Für 1826 berief Bolívar eine panamerikanische Konferenz ein, er träumte von einer Zusammenarbeit aller Staaten des amerikanischen Kontinents. Doch nur wenige Länder nahmen an diesem Treffen teil, denn außer Groß-Kolumbien entsandten nur Zentralamerika und Mexiko Delegierte. Das dort unterzeichnete Abkommen zeigte kaum Folgen, aber der Gedanke einer panamerikanischen Zusammenarbeit lebte weiter: Bolívar dachte in großen Räumen, in Kontinenten, während die zeitgenössischen Politiker nur den einzelnen Nationalstaat vor Augen hatten.
Bedingt durch persönliche Rivalitäten unter den Revolutionsgenerälen brach ein Bürgerkrieg aus, der den Einheitsstaat Groß-Kolumbien zerbrechen ließ. Es gab wohl zentrale Gewalten, aber die regionale Verwaltung funktionierte mehr schlecht als recht.
So kehrte Bolívar, bereits seit einigen Jahren schwer erkrankt, nach Bogotá und dann nach Caracas zurück. Man bewunderte den einstigen Kriegshelden, doch die Unterstützung durch Anhänger blieb aus. Verbittert wollte Bolívar nach Europa ins Exil gehen, doch noch vor Antritt seiner Reise starb er an Tuberkulose. Bolívar war zweifellos ein Visionär, der seine Anhänger begeisterte und den Staaten des ehemaligen spanischen Kolonialreichs in Südamerika mit seinen Ideen eine neue Zukunft eröffnete, doch seine wenig pragmatische Vorgangsweise wurde vielen seiner Pläne zum Verhängnis. Er war schwärmerisch, vielleicht in manchem seiner Zeit voraus.

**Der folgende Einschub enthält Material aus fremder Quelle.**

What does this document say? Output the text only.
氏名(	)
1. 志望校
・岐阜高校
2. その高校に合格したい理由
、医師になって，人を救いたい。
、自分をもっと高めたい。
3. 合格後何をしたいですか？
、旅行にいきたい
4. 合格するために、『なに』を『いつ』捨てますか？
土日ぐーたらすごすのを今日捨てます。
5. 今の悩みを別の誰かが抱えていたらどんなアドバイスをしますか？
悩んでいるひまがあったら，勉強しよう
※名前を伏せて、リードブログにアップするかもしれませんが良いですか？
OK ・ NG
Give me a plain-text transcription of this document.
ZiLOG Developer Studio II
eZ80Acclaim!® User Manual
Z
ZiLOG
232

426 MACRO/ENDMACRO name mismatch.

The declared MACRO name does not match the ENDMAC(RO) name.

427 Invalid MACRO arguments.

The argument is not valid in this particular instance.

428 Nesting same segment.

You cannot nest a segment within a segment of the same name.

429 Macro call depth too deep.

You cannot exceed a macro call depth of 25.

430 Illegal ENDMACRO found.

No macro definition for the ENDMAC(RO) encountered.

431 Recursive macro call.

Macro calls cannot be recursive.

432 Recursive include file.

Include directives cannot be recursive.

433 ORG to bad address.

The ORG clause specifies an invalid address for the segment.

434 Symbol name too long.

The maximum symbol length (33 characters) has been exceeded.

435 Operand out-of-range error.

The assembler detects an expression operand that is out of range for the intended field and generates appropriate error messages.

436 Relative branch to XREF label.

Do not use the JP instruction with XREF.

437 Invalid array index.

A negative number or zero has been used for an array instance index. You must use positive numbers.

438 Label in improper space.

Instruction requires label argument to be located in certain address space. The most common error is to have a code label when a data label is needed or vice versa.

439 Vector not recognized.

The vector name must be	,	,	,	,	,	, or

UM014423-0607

WILLY BRANDT (HERBERT ERNST KARL FRAHM)
Herbert Ernst Karl Frahm, uneheliches Kind einer 19-jährigen Verkäuferin und des Lehrers John Möller, lernte seinen leiblichen Vater nie kennen. Wesentlich geprägt wurde er durch seinen der Sozialdemokratie verbundenen Großvater, der ursprünglich Knecht auf einem Gutshof und dann Kraftfahrer in Lübeck war. Er besuchte das Johanneum in Lübeck, wo er als Einzelgänger und Außenseiter beschrieben wird. Früh fand er eine politische und wahrscheinlich auch gefühlsmäßige Heimat in der sozialistischen Jugendbewegung. Julius Leber, der später von den Nationalsozialisten ermordete SPD-Abgeordnete, war sein Mentor. Mit 17 Jahren trat Herbert Frahm der SPD bei, wechselte aber aus Frust über den politisch lahmen Kurs der Partei gegenüber den Nationalsozialisten zur linken Sozialistischen Arbeiterpartei (SAP).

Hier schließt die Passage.